Mas terá lotação limitada por causa das medidas de segurança e higiene. Terá menos público do que está habituado...

Há muitos anos atrás, lembro-me de dois ou três concertos da Sétima Legião em que tocamos para meia dúzia de pessoas. O público não aparecia, não éramos muito conhecidos. É uma situação diferente, mas a verdade é que há concertos em que, apesar de terem pouco público, há uma comunicação muito grande entre os músicos e isso é o mais importante.

Tem saudades do palco?

Sim, muitas saudades do palco e do público.

A pandemia acabou também por afetar o lançamento do disco "O Método"?

Sim, apanhou-me completamente desprevenido. Tínhamos vinte concertos marcados até ao final do ano, tínhamos uma "tournée" na Alemanha, um concerto em Espanha e muitos em Portugal. É estranho, há quase uma certa frustração, mas claro que temos de aceitar o destino e compreender que isto é uma exceção.

Como vê a forma como os efeitos da pandemia estão a atingir o setor cultural?

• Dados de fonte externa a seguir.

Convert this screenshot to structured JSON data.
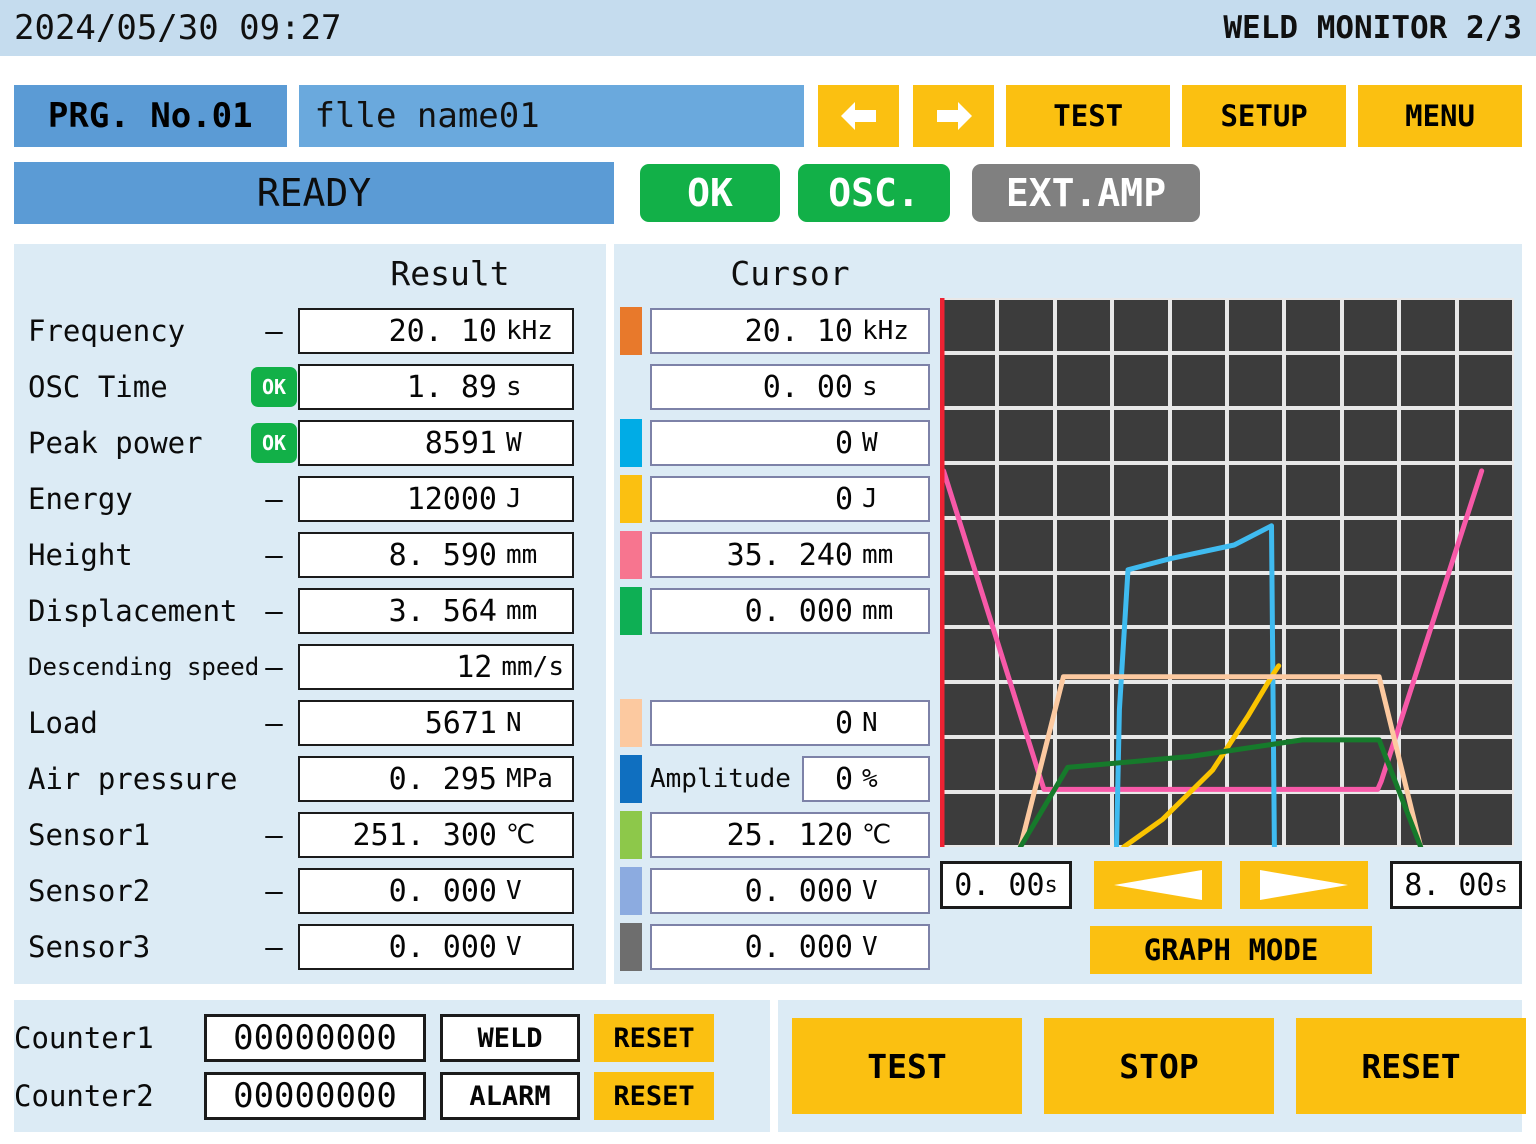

É evidente que ninguém esperava e que isto atingiu toda a gente. Se calhar até pessoas que estavam a lançar discos, como eu e, se calhar, até pela primeira vez. Eu, como toco há mais anos, provavelmente posso sofrer um efeito diferente em relação às pessoas mais novas. Acho que é preciso mais do que nunca dar importância no nosso país à música, à literatura e à pintura. Todas as artes, mais do que nunca precisam de uma atenção especial.